The overwhelming success in Reims was doubly significant for Mercedes-Benz: for one thing, it was the first race of the season to count towards the European Championship. “ The chances of taking the coveted title of European Champion rise and fall with every race,” as racing manager Alfred Neubauer observed.
But the triple victory in the French Grand Prix also had a special historical resonance. It was in France, where the first car race was held between Paris and Rouen in 1894 and where the brand name Mercedes was coined at the “Nice Racing Week” in 1901, that the Daimler-Motoren-Gesellschaft, followed by two Benz cars, had won the 1908 Grand Prix in Dieppe. 1914 saw a triple win for the Mercedes racing cars in Lyon – a victory which remains one of the most significant for the brand to this day. Finally, in 1954, there was the spectacular one-two victory when the brand returned to Formula 1 at the French Grand Prix in Reims with the streamlined version of the Mercedes-Benz W 196 R and drivers Juan Manuel Fangio and Karl Kling.

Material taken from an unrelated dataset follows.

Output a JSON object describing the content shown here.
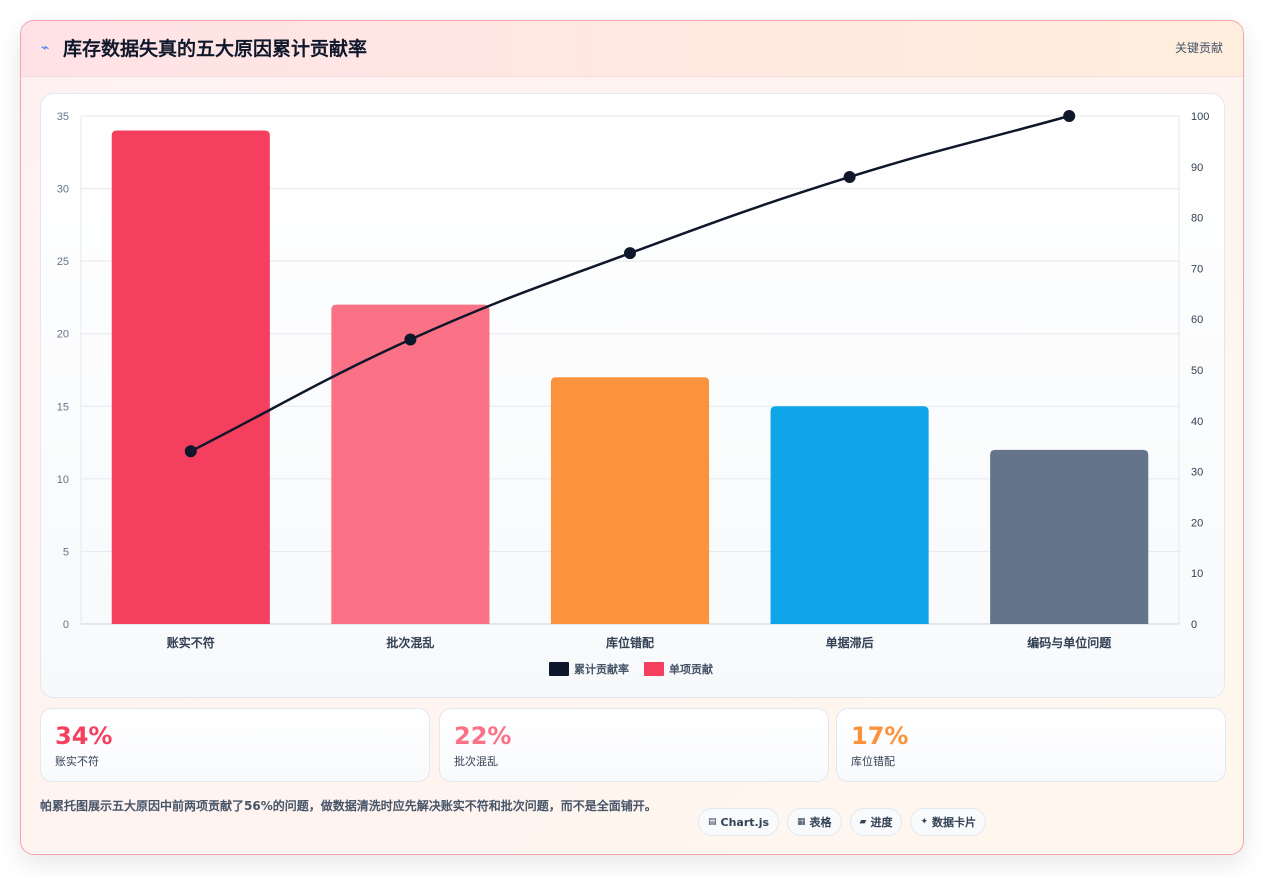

Silver Arrows on the silver screen
The triple victory in Reims in 1938 was one of the great successes for Mercedes-Benz in an extremely exciting racing season, from which Rudolf Caracciola was to emerge as European Champion. “The cars are like capricious prima donnas. They won’t take just any oil or fuel and they are even more fastidious where spark plugs are concerned,” said Alfred Neubauer, recalling the W 154. This first twelve-cylinder car from Mercedes-Benz was newly developed for the Grand Prix formula which came into force in 1938. The W 154 was capable of achieving up to 468 hp (344 kW), its V12 engine with 60-degree cylinder bank angle was supplied with compressed intake air via two roots type compressors. An aerodynamically efficient vehicle body protected the technology within. The competition was tough: “Races are becoming ever faster, ever more difficult, and the number of pretenders to the title is also growing,” wrote Caracciola as he looked back at the 1938 season.
But the racing drivers, mechanics, engineers, and strategists formed a great team which understood the single-seat, open-wheel race car down to the smallest detail. Summing up the result of this teamwork, Alfred Neubauer said: “We win every race we compete in” – including the French Grand Prix.